Compaction, Tombstones, and Read Path Performance
Compaction Strategies
LSM-Trees generate multiple SSTables as memtables flush to disk. Without compaction (background process merging files), reads would traverse hundreds of files. Two strategies dominate:
Size-tiered: Groups similarly-sized files into levels, creating overlapping files per level. Lower write amplification (5-10x bytes written vs logical writes) but higher read amplification (5-10 files checked per query). Best for write-heavy workloads.
Leveled: Maintains non-overlapping sorted runs per level. Higher write amplification (10-20x) but only 1-2 files per query.
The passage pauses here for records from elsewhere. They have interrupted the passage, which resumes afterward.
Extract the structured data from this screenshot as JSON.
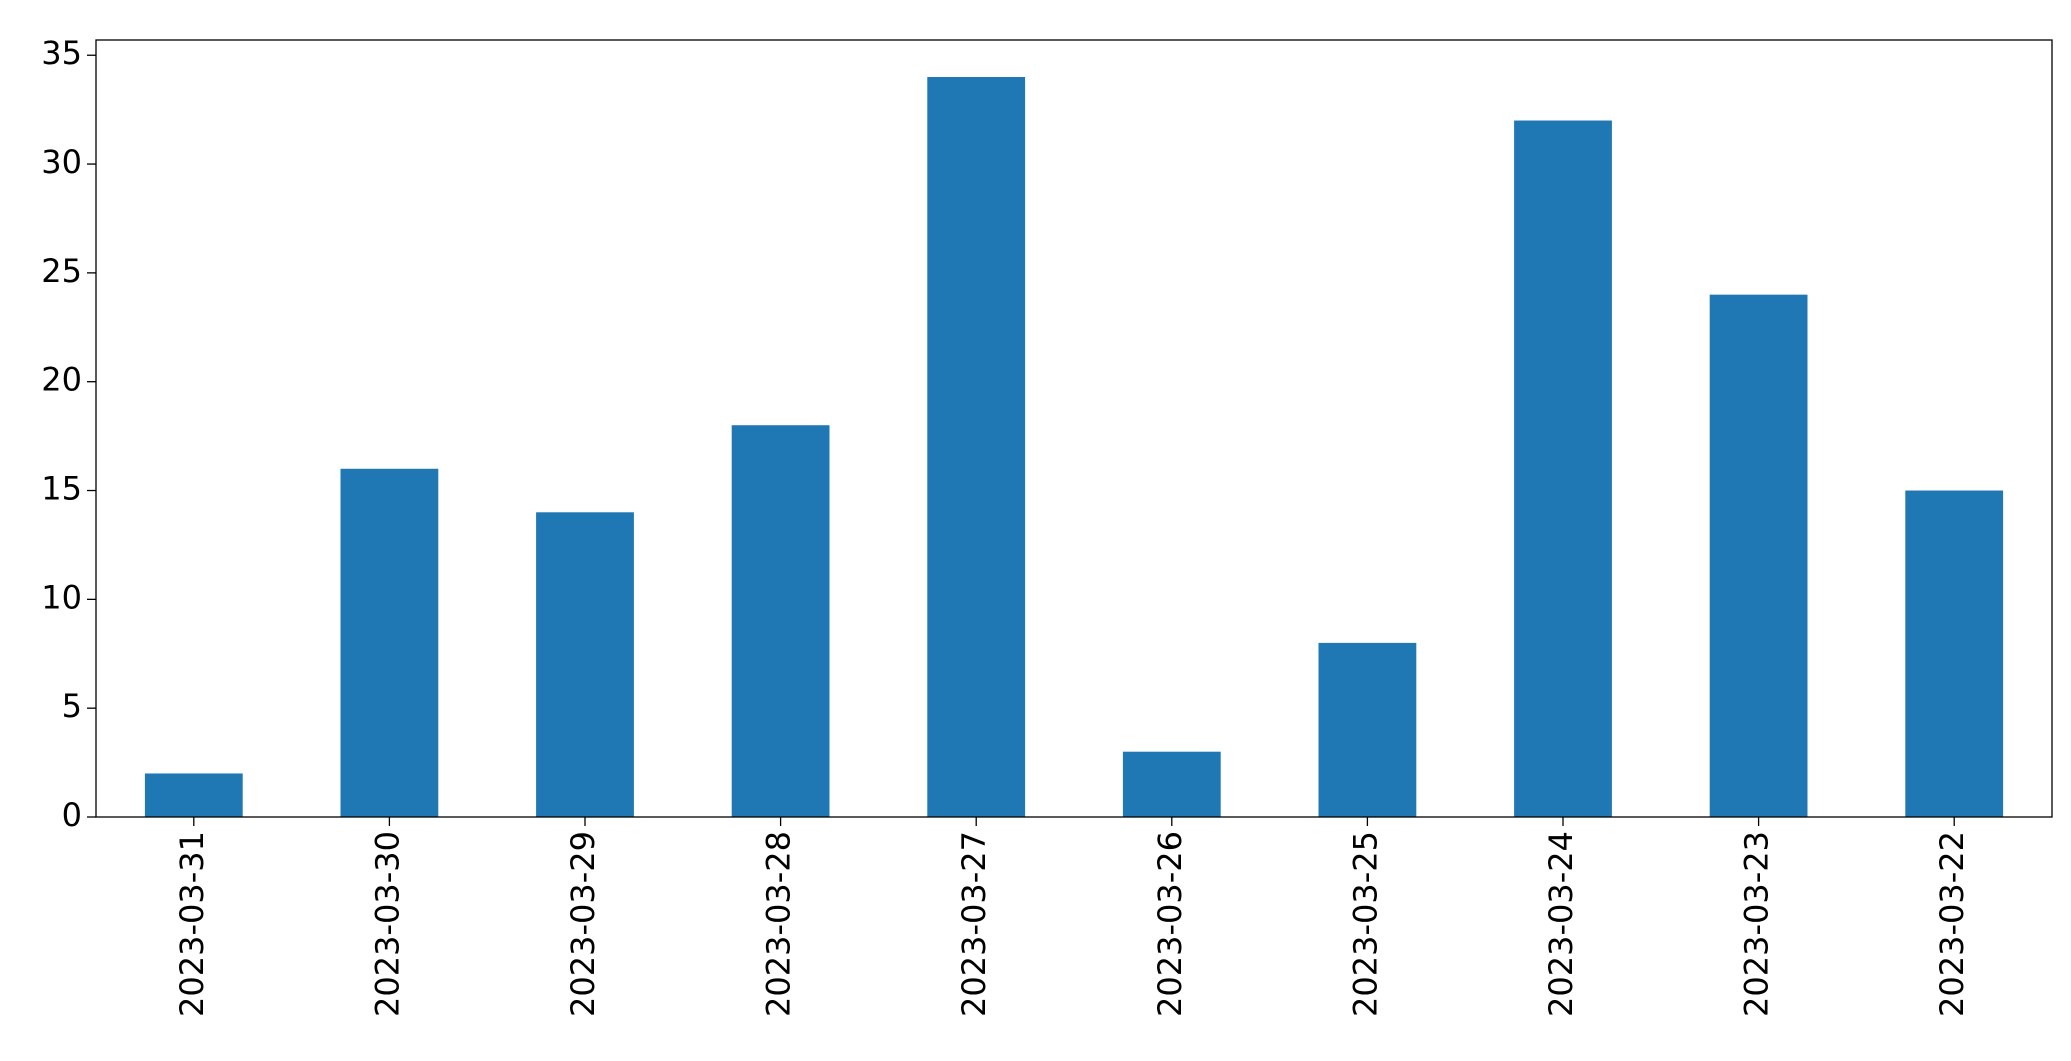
{
  "chart_data": {
    "type": "bar",
    "categories": [
      "2023-03-31",
      "2023-03-30",
      "2023-03-29",
      "2023-03-28",
      "2023-03-27",
      "2023-03-26",
      "2023-03-25",
      "2023-03-24",
      "2023-03-23",
      "2023-03-22"
    ],
    "values": [
      2,
      16,
      14,
      18,
      34,
      3,
      8,
      32,
      24,
      15
    ],
    "color": "#1f77b4",
    "ylim": [
      0,
      35.7
    ],
    "yticks": [
      0,
      5,
      10,
      15,
      20,
      25,
      30,
      35
    ],
    "grid": false
  }
}
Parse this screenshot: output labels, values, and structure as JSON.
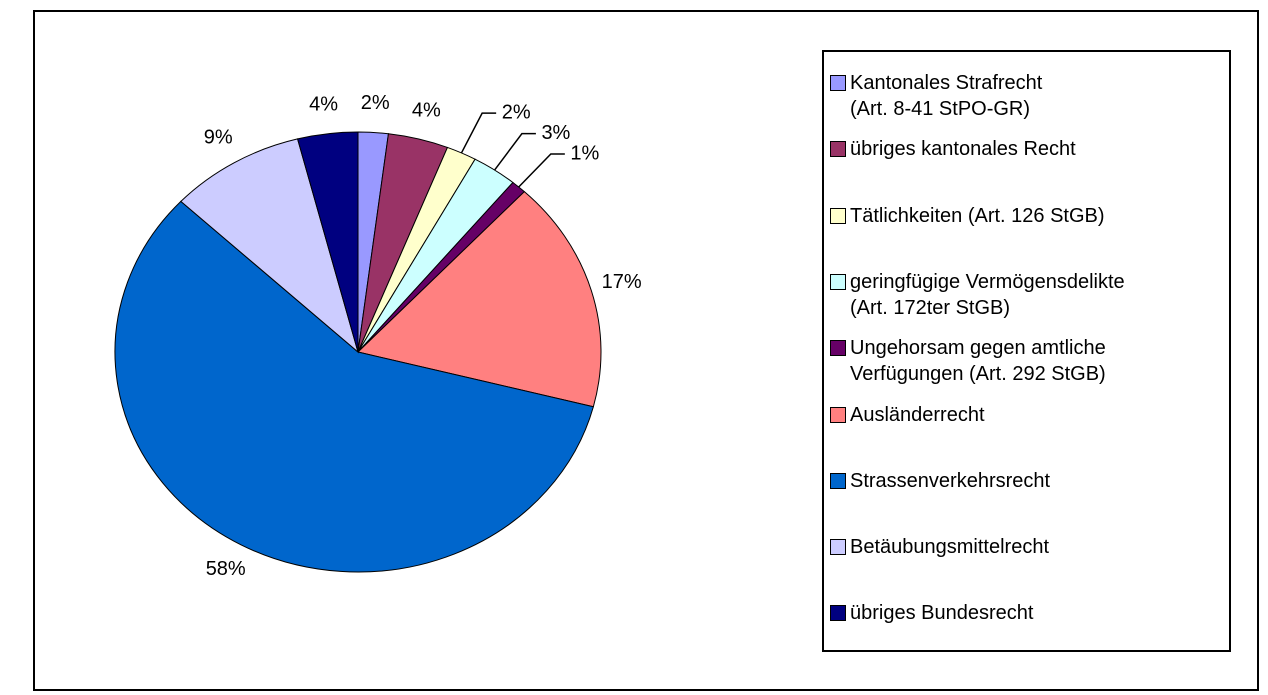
{
  "chart_data": {
    "type": "pie",
    "categories": [
      "Kantonales Strafrecht\n(Art. 8-41 StPO-GR)",
      "übriges kantonales Recht",
      "Tätlichkeiten (Art. 126 StGB)",
      "geringfügige Vermögensdelikte\n(Art. 172ter StGB)",
      "Ungehorsam gegen amtliche\nVerfügungen (Art. 292 StGB)",
      "Ausländerrecht",
      "Strassenverkehrsrecht",
      "Betäubungsmittelrecht",
      "übriges Bundesrecht"
    ],
    "values": [
      2,
      4,
      2,
      3,
      1,
      17,
      58,
      9,
      4
    ],
    "value_labels": [
      "2%",
      "4%",
      "2%",
      "3%",
      "1%",
      "17%",
      "58%",
      "9%",
      "4%"
    ],
    "colors": [
      "#9999ff",
      "#993366",
      "#ffffcc",
      "#ccffff",
      "#660066",
      "#ff8080",
      "#0066cc",
      "#ccccff",
      "#000080"
    ],
    "legend": "right"
  }
}
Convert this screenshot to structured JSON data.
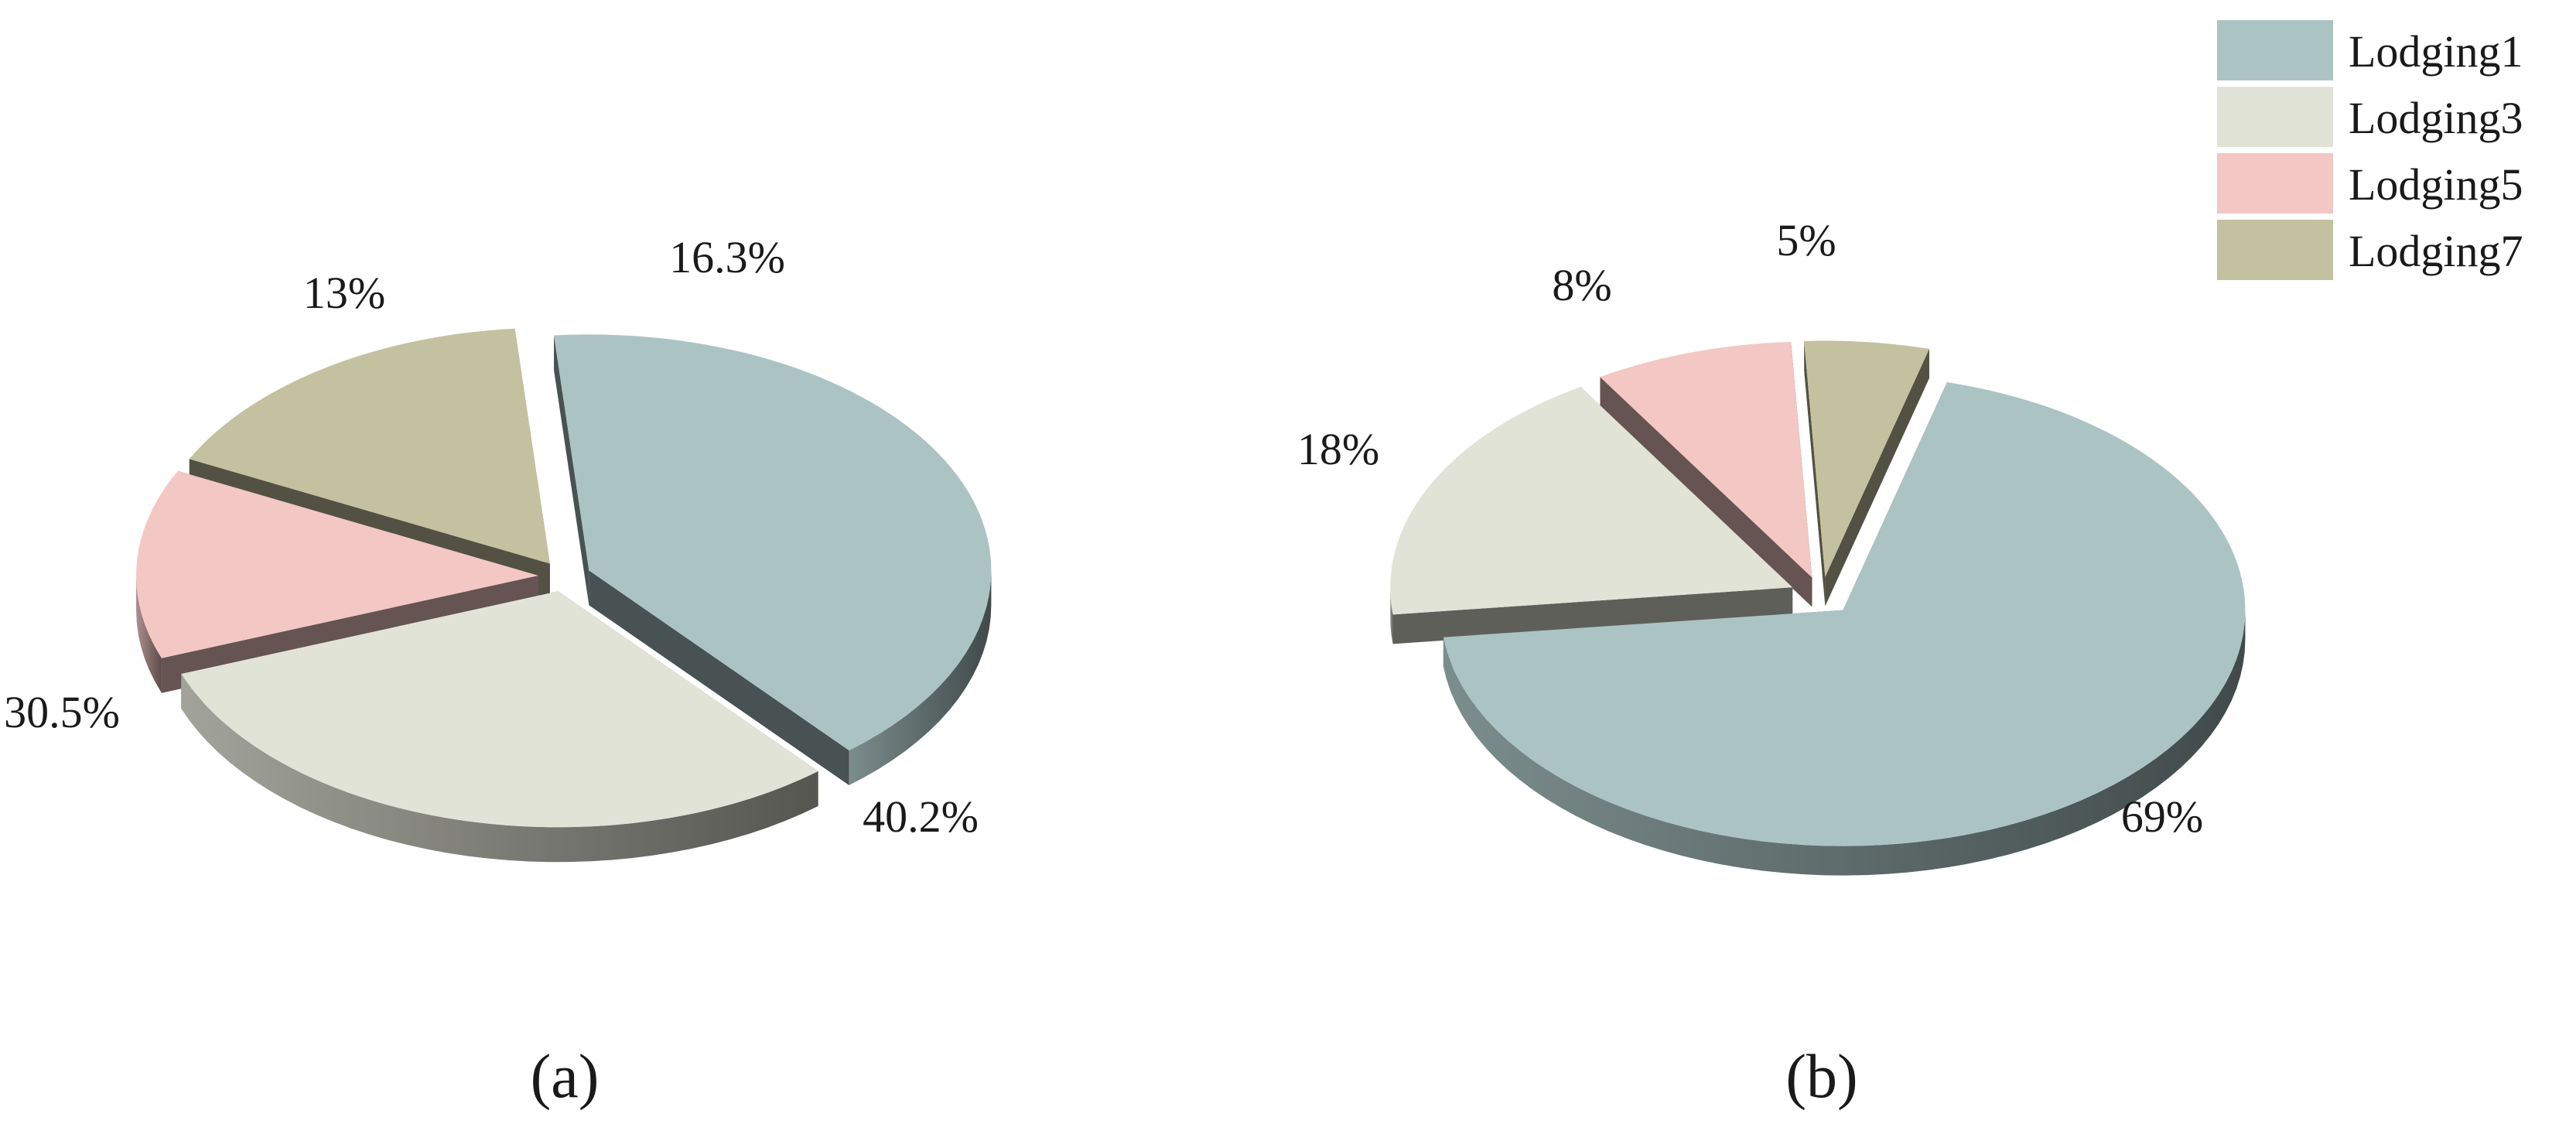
{
  "legend": {
    "items": [
      {
        "label": "Lodging1",
        "color": "#abc4c3"
      },
      {
        "label": "Lodging3",
        "color": "#e1e3d6"
      },
      {
        "label": "Lodging5",
        "color": "#f2c7c4"
      },
      {
        "label": "Lodging7",
        "color": "#c4c1a0"
      }
    ]
  },
  "chart_data": [
    {
      "type": "pie",
      "style": "3d-exploded",
      "panel_label": "(a)",
      "categories": [
        "Lodging1",
        "Lodging3",
        "Lodging5",
        "Lodging7"
      ],
      "values": [
        40.2,
        30.5,
        13,
        16.3
      ],
      "data_labels": [
        "40.2%",
        "30.5%",
        "13%",
        "16.3%"
      ]
    },
    {
      "type": "pie",
      "style": "3d-exploded",
      "panel_label": "(b)",
      "categories": [
        "Lodging1",
        "Lodging3",
        "Lodging5",
        "Lodging7"
      ],
      "values": [
        69,
        18,
        8,
        5
      ],
      "data_labels": [
        "69%",
        "18%",
        "8%",
        "5%"
      ]
    }
  ]
}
Best for read-heavy point lookups.
Tombstone Management
Deletes do not remove data immediately. Instead, a tombstone (deletion marker) is written. Tombstones persist until compaction merges files and confirms no older versions exist. This causes tombstone storms: queries scanning ranges traverse millions of tombstones before finding live data. A 1000-row scan might read 50K tombstones, spiking p99 latency from 10ms to 500ms+.
TTL (Time-To-Live) expirations generate tombstones too. If millions of records expire simultaneously (midnight rollover), tombstone storms cascade. Stagger TTL across hours and run incremental compactions frequently.
Compaction Stalls
When write throughput exceeds compaction capacity, pending tasks accumulate. Read amplification increases (more unmerged files to check), and eventually the system applies backpressure (refusing new writes to prevent disk exhaustion). Keep disk occupancy under 60-70% and provision 10K-50K IOPS per node for SSDs.